Ich meinte Menschen, die mein Leben bewegten, es verschoben oder nach einem Sturm wieder an Ort und Stelle rückten. Gab es unter diesen Personen jemanden, der mich nie zum Weinen bringen würde? Oder würde es so eine Person einmal geben?

Und wenn ja, war es meine Pflicht diese Person zu finden? Denn ich wollte diese Person nicht finden. Ich wollte auf mein Herz hören.

„Jetzt bleib doch stehen Cara." Marc versuchte eilig mich einzuholen, aber ich lief erstaunlich schnell über die dunklen Felsen. Ich wusste nicht, wo ich hin wollte, aber ich musste weg. Weg von der Demütigung.
„Bitte bleib Stehen", sagte Marc noch einmal mit Nachdruck. „Noah ist doch einfach betrunken. Sie weiß nicht was sie sagt. Ich kann das alles erklären, wirklich."
Ich drehte mich wütend um.
„Jetzt komm mir hier nicht mit so einem Satz. Solange das, was Noah gesagt hat, keine Lüge ist, kannst du mir gar nichts erklären."
„Cara bitte, bleib stehen."

Dieses Mal erfüllte ich ihm seinen Wunsch. Wir waren jetzt so weit von dem Haus weg, dass die Beleuchtung der Fassade nicht mehr ausreichte, um meine Umgebung zu erleuchten. Und ich hatte ganz sicher nicht vor wegen eines Typen auch noch die Klippen runterzustürzen.
„Du bist stehen geblieben, weil du nicht weißt, ob das vor dir Luft oder Stein ist, oder?" Seine Stimme klang belustigt und auch in der Dunkelheit konnte ich sein Grinsen erkennen.

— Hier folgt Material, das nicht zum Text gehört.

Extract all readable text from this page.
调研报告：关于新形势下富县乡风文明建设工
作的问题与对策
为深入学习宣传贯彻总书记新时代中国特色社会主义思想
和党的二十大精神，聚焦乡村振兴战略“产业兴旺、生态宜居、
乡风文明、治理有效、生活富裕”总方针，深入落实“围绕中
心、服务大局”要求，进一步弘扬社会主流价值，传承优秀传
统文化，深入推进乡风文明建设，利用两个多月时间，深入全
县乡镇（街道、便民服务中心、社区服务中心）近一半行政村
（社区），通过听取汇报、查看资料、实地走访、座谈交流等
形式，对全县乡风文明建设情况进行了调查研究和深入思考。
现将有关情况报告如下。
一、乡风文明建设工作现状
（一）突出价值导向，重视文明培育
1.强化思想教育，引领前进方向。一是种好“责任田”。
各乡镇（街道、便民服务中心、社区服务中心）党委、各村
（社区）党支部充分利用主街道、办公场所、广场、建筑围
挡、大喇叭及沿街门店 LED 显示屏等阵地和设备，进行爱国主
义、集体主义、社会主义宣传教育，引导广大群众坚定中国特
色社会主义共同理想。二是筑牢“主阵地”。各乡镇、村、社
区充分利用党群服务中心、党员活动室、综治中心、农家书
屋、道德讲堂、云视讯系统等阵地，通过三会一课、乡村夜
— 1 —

In mir brodelte es endgültig über.
„Das findest du also lustig, ja?", fuhr ich ihn böse an.
„Nein tut mir leid", sagte er und hatte sich wieder gefasst, „Ich möchte dir das ganze wirklich erklären." Seine Stimme klang jetzt ernster und auf einmal hatte ich einen Kloß im Hals.

„Noah weiß wirklich nicht wovon sie redet. Du hast sie ja gesehen. Sie ist völlig neben der Spur."
„Jetzt schiebe das hier nicht auf Noah. Ich möchte hören was du dazu zu sagen hast."
Marc schwieg.
„Weißt du wie peinlich das für mich war?" Meine Stimme war jetzt hysterischer. „Der halbe Raum hat mitbekommen was Noah gesagt hat und –"
„Jetzt übertreibst du aber", unterbrach er mich, „die Musik war doch sowieso viel zu laut da drinnen."
„Darum geht es doch überhaupt nicht. Noah hat mir gerade gesagt, dass du auf Lily stehst, kurz nachdem wir uns geküsst haben." Ich betonte die letzten Worte besonders und es tat weh.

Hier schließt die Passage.